Escribo motivado por los violentos incidentes ocurridos el pasado domingo en el Estadio Nacional.
Hace 30 años, el 10 de abril de 1994, concurrí a ese mismo recinto a ver un partido de la Copa Chile entre mi equipo, Colo Colo, y la Universidad de Chile. En el campo de juego las cosas fueron adversas para el elenco popular. En menos de veinte minutos, Marcelo Salas había encajado dos goles a Daniel Morón, quien era entonces guardapalos de la oncena alba. Resultado final: 4 a 1 en favor de los azules.
Un poco antes de terminar el primer tiempo, en la zona ocupada por la barra colocolina, se inició una gran fogata alimentada por los tablones que servían de asiento, supongo que como respuesta a la frustración del marcador.

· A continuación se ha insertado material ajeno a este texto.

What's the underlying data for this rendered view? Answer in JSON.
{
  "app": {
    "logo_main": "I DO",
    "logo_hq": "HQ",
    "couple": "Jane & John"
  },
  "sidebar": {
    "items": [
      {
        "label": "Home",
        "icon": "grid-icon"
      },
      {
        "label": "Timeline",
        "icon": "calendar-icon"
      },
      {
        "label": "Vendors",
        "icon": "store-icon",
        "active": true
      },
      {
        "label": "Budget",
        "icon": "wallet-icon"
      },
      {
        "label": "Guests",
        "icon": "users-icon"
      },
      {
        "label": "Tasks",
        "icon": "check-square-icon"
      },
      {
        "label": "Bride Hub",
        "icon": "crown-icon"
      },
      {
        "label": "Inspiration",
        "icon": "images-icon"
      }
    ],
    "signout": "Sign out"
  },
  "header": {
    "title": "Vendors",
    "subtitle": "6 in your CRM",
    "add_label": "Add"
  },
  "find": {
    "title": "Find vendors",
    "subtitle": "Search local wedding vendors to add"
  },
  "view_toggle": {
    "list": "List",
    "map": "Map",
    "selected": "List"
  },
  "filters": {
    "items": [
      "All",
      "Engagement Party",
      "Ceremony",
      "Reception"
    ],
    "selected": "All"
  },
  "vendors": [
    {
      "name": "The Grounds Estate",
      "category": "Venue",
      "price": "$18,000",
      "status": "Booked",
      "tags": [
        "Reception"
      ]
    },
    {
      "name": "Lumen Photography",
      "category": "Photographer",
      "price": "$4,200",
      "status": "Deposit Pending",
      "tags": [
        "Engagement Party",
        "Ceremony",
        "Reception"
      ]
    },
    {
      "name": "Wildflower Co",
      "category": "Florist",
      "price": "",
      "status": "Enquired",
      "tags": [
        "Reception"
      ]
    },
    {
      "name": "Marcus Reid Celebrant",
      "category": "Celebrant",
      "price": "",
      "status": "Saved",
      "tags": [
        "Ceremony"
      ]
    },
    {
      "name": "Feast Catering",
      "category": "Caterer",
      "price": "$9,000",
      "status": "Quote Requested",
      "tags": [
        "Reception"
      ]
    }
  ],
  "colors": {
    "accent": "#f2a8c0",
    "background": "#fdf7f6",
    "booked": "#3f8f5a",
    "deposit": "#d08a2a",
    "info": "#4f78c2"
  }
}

El recién asumido Presidente Eduardo Frei Ruiz-Tagle, presente en el recinto, declaró su indignación por los acontecimientos y manifestó con total seguridad que la tramitación de un proyecto de ley terminaría con situaciones tan lamentables.
Treinta años después, todo se repite. En lo anecdótico, el pasado domingo el rival era otro y Colo Colo ganaba el partido. Pero se reiteran la fogata y los mismos dichos altisonantes de las autoridades y organizadores: “Esto representa un antes y un después”, “es urgente tomar medidas”. En ambos casos, con el tono elusivo de aquel que intenta pasar página.

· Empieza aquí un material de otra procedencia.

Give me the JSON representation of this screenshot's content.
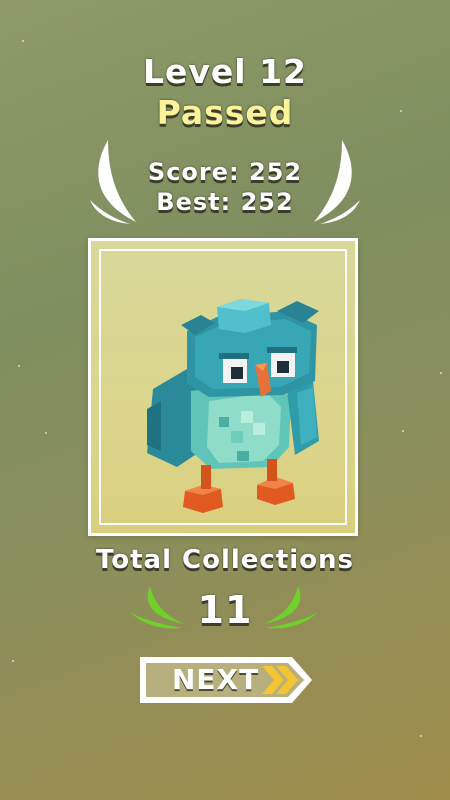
{
  "header": {
    "level_text": "Level 12",
    "status_text": "Passed",
    "score_text": "Score: 252",
    "best_text": "Best: 252"
  },
  "reward": {
    "character": "voxel-owl"
  },
  "collections": {
    "label": "Total Collections",
    "count": "11"
  },
  "actions": {
    "next_label": "NEXT"
  },
  "colors": {
    "passed": "#fbf29a",
    "laurel_green": "#6fd12a",
    "next_chevron": "#f5c531"
  }
}
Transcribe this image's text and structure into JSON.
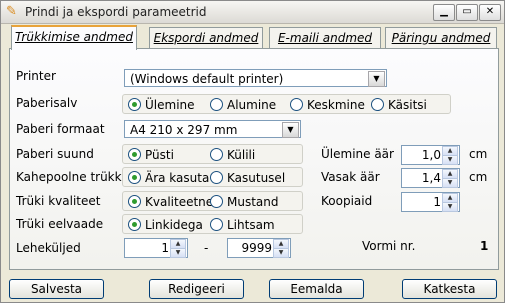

Lo nuevo es que el Estadio Nacional fue renovado con alto costo fiscal meses atrás para recibir a los Juegos Panamericanos. Y que desde 2014 acoge un memorial en recuerdo de los miles que allí padecieron violaciones a sus derechos humanos.
El vandalismo destructor, en esta oportunidad, dañó una parte de esas renovadas instalaciones y, también, con efectos irremediables, el memorial.
Han transcurrido seis gobiernos de distintos signos políticos desde aquel 1994, y el impulso destructivo en los estadios continúa presente con impunidad, alimentando y espejando una violencia que se reproduce y amplifica en los barrios pobres de nuestras ciudades, con los jóvenes como principales víctimas y protagonistas.
Los hechos ponen a prueba la fuerza del Estado en un asunto elemental que no ha podido resolverse en décadas. Son demasiadas las evidencias comparadas a nivel internacional que informan que un Estado incapaz de resolver lo mínimo —una barra brava en un recinto acotado—, menos podrá aplacar lo máximo: el crimen organizado en cualquier punto del territorio.
Para enfrentar ambas cosas se requiere de sistemas de inteligencia y estrategias multidimensionales. Y de unidad nacional.
La violencia en los estadios nos enseña que gran parte de las situaciones de deterioro de la convivencia y el espacio público que hoy vivimos no comenzaron hace dos años, durante este gobierno, sino mucho antes.
Y todavía no encuentran una contundente respuesta estatal.
Enfocarse en terminar la violencia en los recintos deportivos sería un deseable paso en la puesta en marcha de una voluntad transversal. Para quienes comercian con esta pasión popular, los clubes profesionales de fútbol, aunque lo eludan, esta es una obligación. Que debe asumir, además, la relevancia social de esta actividad.
Hay que modificar las leyes sin dientes, incorporar buenas prácticas de otras naciones y terminar con programas públicos que han demostrado no dar resultados. En vez, proponerse hitos y metas y un enfoque de rendición permanente de cuentas de todos los implicados. En materias públicas, lo que no se evalúa no avanza.
Si no, las fogatas destructivas seguirán creciendo.